Despite producing more food than it can consume, humanity risks a menacing mix of "food crises" brought on by social inequalities, environmental degradation, climate change and wars, a UN report warned Friday. After decades of steady decline, the number of people who suffer from hunger worldwide has been slowly increasing since 2015, said the report by the UN's Food and Agriculture (FAO) Organization, the European Commission and France's CIRAD agricultural research centre.
Last year, more than 820 million people went hungry. A key obstacle is unequal access: while some people throw away food they buy too much of, others cannot afford or find the nutrition they need, said the report entitled "Food Systems at Risk." "The available food on the planet amounts to just under 3,000 kilocalories per person per day, while the nutritional needs of the population is estimated at about 2,200 kilocalories," said Sandrine Dury, an economist involved in the research.
There was also the question of quality, with too many people relying on calories from fat and sugar which are poor in vitamins and minerals.
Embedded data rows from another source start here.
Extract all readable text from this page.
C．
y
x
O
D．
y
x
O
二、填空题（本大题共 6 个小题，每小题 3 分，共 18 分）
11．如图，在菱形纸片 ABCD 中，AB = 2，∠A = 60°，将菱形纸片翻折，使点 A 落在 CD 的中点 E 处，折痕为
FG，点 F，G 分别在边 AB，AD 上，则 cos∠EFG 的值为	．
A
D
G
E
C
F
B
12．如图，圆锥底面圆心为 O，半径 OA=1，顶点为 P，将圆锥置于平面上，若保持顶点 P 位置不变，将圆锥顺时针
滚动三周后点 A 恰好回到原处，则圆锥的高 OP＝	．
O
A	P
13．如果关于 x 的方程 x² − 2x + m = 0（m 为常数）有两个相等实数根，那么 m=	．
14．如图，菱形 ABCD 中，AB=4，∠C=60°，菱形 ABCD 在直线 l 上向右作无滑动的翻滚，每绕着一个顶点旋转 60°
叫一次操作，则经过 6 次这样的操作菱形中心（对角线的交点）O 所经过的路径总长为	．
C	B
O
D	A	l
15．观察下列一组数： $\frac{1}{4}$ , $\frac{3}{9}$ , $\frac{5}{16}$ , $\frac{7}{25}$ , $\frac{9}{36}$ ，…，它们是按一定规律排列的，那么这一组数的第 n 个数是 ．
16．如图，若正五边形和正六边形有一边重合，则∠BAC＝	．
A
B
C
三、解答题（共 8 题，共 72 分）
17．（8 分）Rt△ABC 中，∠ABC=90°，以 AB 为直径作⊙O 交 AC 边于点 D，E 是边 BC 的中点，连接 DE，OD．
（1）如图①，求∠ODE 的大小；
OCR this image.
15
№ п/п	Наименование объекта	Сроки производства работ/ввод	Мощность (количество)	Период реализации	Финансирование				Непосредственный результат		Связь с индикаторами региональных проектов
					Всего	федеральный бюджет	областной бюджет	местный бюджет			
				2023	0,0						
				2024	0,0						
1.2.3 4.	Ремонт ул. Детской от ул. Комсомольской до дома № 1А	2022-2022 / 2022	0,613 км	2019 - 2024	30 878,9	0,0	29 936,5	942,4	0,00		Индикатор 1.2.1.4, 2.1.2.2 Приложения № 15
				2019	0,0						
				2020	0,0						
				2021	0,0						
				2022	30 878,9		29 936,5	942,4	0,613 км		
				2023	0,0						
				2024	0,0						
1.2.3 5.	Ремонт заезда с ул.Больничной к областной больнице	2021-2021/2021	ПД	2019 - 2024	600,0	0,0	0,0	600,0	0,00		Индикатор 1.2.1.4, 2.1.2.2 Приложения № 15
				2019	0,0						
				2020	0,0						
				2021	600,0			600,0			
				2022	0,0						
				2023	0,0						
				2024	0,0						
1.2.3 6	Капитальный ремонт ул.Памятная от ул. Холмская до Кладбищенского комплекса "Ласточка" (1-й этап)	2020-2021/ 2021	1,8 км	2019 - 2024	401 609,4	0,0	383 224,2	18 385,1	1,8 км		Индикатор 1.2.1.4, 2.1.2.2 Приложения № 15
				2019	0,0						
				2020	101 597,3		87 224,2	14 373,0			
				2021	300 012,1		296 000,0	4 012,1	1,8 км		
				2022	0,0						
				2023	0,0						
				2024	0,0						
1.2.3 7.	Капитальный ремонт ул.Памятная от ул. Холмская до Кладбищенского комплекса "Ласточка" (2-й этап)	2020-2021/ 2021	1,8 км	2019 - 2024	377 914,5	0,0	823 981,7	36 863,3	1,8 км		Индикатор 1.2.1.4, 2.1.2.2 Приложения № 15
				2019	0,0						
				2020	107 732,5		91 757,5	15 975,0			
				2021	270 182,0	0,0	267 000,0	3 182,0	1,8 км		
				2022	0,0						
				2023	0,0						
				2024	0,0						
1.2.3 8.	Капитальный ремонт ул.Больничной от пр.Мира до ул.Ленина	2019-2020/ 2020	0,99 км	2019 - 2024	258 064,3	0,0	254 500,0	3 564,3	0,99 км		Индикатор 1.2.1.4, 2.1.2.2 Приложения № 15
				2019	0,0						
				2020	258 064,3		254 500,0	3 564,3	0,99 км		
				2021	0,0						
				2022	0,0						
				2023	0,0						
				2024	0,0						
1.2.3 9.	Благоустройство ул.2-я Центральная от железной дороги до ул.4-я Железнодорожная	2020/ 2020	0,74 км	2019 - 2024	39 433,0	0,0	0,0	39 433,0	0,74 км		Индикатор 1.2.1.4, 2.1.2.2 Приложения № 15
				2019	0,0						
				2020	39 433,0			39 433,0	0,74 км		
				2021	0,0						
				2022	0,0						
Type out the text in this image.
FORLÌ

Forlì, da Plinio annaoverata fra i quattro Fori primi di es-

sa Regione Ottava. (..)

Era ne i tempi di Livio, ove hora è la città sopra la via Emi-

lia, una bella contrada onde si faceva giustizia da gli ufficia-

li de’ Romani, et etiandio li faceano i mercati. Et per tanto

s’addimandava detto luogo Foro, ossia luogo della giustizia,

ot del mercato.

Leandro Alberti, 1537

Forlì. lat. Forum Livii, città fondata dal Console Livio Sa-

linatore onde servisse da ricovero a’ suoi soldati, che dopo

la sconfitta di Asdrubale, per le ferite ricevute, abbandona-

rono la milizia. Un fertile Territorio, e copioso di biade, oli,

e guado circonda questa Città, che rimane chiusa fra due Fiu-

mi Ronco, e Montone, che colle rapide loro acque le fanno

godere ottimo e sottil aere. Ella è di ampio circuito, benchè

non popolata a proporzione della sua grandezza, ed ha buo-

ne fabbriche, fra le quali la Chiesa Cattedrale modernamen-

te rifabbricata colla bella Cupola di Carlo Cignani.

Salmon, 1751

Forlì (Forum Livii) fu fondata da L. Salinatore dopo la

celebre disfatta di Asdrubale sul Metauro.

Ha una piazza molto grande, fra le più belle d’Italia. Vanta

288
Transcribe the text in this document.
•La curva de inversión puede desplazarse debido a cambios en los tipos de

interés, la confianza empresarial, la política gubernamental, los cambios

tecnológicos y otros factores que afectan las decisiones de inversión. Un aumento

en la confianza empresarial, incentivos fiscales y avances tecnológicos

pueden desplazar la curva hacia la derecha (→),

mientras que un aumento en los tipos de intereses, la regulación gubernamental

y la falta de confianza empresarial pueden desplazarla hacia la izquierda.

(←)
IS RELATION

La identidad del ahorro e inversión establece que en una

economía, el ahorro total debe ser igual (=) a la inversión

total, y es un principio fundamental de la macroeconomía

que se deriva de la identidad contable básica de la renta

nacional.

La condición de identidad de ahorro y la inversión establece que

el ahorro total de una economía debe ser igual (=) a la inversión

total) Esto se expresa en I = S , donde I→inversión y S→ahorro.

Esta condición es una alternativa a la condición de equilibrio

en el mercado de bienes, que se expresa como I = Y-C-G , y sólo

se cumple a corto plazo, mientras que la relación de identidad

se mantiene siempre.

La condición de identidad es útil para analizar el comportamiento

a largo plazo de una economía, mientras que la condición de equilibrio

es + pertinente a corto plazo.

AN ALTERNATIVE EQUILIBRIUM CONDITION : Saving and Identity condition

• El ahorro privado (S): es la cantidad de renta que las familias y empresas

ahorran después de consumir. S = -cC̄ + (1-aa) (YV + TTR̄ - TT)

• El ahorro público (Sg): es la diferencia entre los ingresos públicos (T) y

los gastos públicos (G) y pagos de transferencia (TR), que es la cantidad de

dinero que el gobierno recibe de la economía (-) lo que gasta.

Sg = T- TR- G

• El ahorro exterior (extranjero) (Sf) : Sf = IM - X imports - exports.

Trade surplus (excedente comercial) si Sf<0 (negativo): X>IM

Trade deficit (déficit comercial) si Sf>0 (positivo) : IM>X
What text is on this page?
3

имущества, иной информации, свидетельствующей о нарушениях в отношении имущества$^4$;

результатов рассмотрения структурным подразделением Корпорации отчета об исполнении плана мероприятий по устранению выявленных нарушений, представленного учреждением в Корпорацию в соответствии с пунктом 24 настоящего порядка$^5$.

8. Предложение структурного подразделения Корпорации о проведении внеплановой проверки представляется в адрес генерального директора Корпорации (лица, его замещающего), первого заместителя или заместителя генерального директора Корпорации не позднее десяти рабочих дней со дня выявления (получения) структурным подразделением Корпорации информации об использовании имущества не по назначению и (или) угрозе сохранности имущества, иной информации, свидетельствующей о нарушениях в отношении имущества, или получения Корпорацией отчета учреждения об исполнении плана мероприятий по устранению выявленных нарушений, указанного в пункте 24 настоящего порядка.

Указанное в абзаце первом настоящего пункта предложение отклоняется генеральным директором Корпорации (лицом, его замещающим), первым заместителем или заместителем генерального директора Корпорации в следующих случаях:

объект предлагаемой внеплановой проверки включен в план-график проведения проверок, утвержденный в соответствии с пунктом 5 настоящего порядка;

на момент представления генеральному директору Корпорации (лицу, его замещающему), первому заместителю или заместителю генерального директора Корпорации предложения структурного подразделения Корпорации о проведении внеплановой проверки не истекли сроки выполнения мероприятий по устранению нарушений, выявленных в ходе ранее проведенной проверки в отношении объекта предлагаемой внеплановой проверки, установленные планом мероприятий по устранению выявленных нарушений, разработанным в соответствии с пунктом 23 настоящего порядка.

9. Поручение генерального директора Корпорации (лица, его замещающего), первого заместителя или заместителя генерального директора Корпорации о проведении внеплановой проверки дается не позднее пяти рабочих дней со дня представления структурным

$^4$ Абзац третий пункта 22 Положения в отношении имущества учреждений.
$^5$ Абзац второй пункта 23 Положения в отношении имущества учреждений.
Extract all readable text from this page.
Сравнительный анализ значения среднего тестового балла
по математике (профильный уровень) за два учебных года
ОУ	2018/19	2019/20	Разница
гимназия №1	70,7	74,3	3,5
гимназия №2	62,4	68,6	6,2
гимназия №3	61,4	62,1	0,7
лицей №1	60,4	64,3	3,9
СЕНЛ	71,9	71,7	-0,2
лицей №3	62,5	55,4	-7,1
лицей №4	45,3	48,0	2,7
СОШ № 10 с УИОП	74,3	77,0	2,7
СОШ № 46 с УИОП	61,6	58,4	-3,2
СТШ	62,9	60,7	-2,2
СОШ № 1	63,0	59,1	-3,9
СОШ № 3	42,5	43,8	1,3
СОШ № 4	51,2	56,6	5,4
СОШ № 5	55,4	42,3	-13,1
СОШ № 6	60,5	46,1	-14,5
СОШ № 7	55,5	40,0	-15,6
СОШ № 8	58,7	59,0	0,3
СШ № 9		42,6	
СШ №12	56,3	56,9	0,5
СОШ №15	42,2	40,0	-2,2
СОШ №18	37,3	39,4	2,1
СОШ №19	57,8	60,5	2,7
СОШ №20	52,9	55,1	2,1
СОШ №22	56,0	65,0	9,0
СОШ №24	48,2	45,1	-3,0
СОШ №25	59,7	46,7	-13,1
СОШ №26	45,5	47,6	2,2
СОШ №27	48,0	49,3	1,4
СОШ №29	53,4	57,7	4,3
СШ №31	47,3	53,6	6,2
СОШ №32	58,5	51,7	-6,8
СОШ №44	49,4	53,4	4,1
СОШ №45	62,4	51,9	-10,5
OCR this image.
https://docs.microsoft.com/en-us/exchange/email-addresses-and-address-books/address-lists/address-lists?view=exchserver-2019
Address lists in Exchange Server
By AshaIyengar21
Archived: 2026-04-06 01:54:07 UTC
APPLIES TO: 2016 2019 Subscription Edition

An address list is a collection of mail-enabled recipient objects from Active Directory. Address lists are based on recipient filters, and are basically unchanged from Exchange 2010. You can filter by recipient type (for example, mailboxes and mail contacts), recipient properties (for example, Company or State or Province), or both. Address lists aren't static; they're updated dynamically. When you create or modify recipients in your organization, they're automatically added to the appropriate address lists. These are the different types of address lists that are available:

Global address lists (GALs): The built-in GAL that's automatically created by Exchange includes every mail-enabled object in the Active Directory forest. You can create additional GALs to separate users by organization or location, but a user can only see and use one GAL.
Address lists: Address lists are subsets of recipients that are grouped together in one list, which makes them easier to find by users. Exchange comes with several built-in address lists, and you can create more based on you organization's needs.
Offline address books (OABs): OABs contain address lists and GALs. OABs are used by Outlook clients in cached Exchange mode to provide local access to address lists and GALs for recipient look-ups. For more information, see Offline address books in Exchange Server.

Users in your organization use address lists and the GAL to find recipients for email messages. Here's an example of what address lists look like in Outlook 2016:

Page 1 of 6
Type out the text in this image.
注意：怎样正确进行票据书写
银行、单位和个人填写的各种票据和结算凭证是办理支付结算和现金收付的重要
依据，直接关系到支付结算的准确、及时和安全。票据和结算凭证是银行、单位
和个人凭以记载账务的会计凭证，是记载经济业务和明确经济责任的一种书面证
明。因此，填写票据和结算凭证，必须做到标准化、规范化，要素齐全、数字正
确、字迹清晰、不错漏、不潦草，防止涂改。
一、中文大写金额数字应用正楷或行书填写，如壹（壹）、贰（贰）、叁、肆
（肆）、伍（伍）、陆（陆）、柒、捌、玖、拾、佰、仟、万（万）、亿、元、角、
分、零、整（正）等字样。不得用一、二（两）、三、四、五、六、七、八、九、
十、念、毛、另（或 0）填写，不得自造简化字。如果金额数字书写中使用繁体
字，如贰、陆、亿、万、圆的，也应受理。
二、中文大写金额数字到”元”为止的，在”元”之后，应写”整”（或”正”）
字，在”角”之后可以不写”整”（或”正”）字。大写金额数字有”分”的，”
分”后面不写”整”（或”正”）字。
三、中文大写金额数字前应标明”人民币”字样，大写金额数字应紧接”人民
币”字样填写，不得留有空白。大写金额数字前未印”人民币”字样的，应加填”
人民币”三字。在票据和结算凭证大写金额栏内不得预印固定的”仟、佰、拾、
People increasingly "suffer from obesity and dietary deficiencies at the same time", Dury said. The report, presented to the FAO in Rome, warned that the problem of poor nutrition "will only get worse if current trends are not reversed."
The risks are many and multiplying. The global population will expand from 7.7 billion in 2019 to 8.5 billion in 2030, mostly in already hungry Africa and Asia, piling pressure on limited available resources.